"Income Levels of Bad-Debt and Free-Care Patients in Massachusetts Hospitals," Joel S. Weissman, Paul Dryfoos, Katharine London, Health Affairs 18, 4 (July 1999):15666
Most Massachusetts hospital patients who do not pay their medical bills are low-income adults who may qualify for public health insurance. According to a recent study published in the July/August issue of Health Affairs and supported in part by The Commonwealth Fund, hospitals could improve access to care for many low-income people if they did a better job of helping them enroll in Medicaid, the Child Health Insurance Program, or other state insurance programs. Higher enrollments could also reduce hospitals' financial burdens.
The study, "Income Levels of Bad-Debt and Free-Care Patients in Massachusetts Hospitals," by Joel S. Weissman, Paul Dryfoos, and Katharine London, examined more than 350,000 bad-debt and free-care claims at seven Massachusetts hospitals in 1996. The authors found that most patients had annual incomes below the federal poverty level, presumably making them eligible for either public health insurance programs or hospital-based free care.
The analysis is part of a study of the state's system for reimbursing hospitals through a pool of funds for a portion of the cost of uncompensated care provided to qualified patients. Three types of care are eligible for reimbursement: full free care for people earning below 200 percent of the federal poverty level, or $15,600 for a family of four; partial free care for people earning from 200 to 400 percent of poverty; and emergency care provided to uninsured patients who did not fill out an application for free care and who defaulted on their bills.
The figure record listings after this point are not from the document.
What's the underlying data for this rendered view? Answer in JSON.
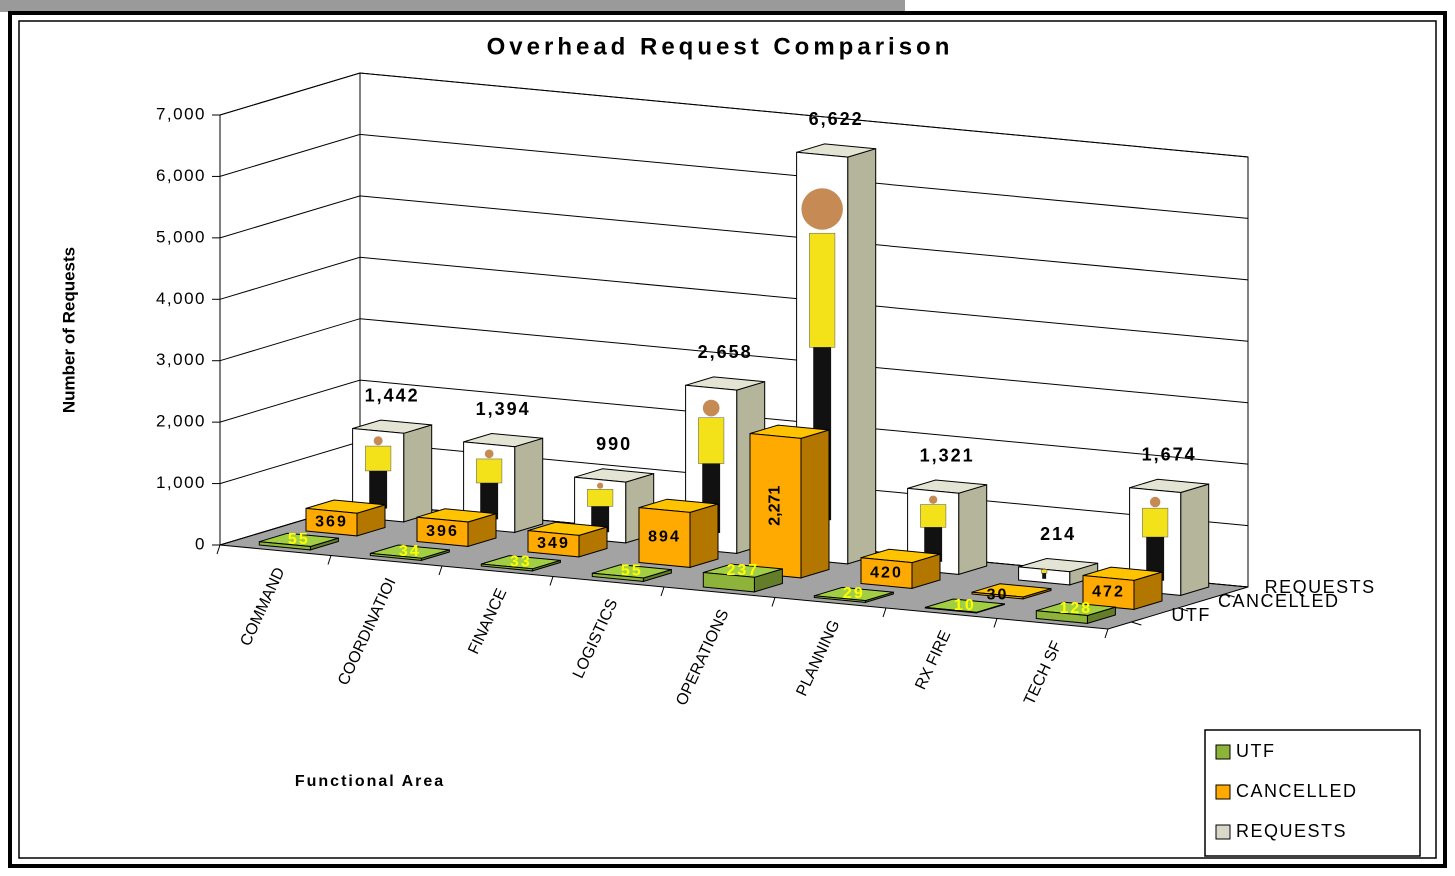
{
  "chart_data": {
    "type": "bar3d",
    "title": "Overhead Request Comparison",
    "x_label": "Functional Area",
    "y_label": "Number of Requests",
    "categories": [
      "COMMAND",
      "COORDINATIOI",
      "FINANCE",
      "LOGISTICS",
      "OPERATIONS",
      "PLANNING",
      "RX FIRE",
      "TECH SF"
    ],
    "series": [
      {
        "name": "UTF",
        "color": "#8db33a",
        "values": [
          55,
          34,
          33,
          55,
          237,
          29,
          10,
          128
        ]
      },
      {
        "name": "CANCELLED",
        "color": "#ffaa00",
        "values": [
          369,
          396,
          349,
          894,
          2271,
          420,
          30,
          472
        ],
        "value_labels": [
          "369",
          "396",
          "349",
          "894",
          "2,271",
          "420",
          "30",
          "472"
        ]
      },
      {
        "name": "REQUESTS",
        "color": "#ffffff",
        "values": [
          1442,
          1394,
          990,
          2658,
          6622,
          1321,
          214,
          1674
        ],
        "value_labels": [
          "1,442",
          "1,394",
          "990",
          "2,658",
          "6,622",
          "1,321",
          "214",
          "1,674"
        ]
      }
    ],
    "ylim": [
      0,
      7000
    ],
    "yticks": [
      0,
      {
        "value": 1000,
        "label": "1,000"
      },
      {
        "value": 2000,
        "label": "2,000"
      },
      {
        "value": 3000,
        "label": "3,000"
      },
      {
        "value": 4000,
        "label": "4,000"
      },
      {
        "value": 5000,
        "label": "5,000"
      },
      {
        "value": 6000,
        "label": "6,000"
      },
      {
        "value": 7000,
        "label": "7,000"
      }
    ],
    "grid": true,
    "legend": "bottom-right"
  }
}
Bad debt for nonemergency services, however, is ineligible for reimbursement. Using data collected by the Massachusetts Division of Health Care Finance and Policy, the authors found that 84 percent of free-care cases, 78 percent of emergency bad-debt cases, and 64 percent of nonemergent bad-debt cases involved patients with incomes below the federal poverty level.
Despite distributing about $330 million from its uncompensated care pool in 1996, Massachusetts still experienced a shortfall of about $148 million. The pool's deficit could shrink, however, if hospitals identified poor nonemergent bad-debt patients and enrolled them in state health insurance programs.
While many hospitals may have difficulty identifying patients' incomes accurately and encouraging the use of subsidized care, the authors note that these obstacles could be overcome to some extent by instituting better intake procedures and offering financial counseling to patients.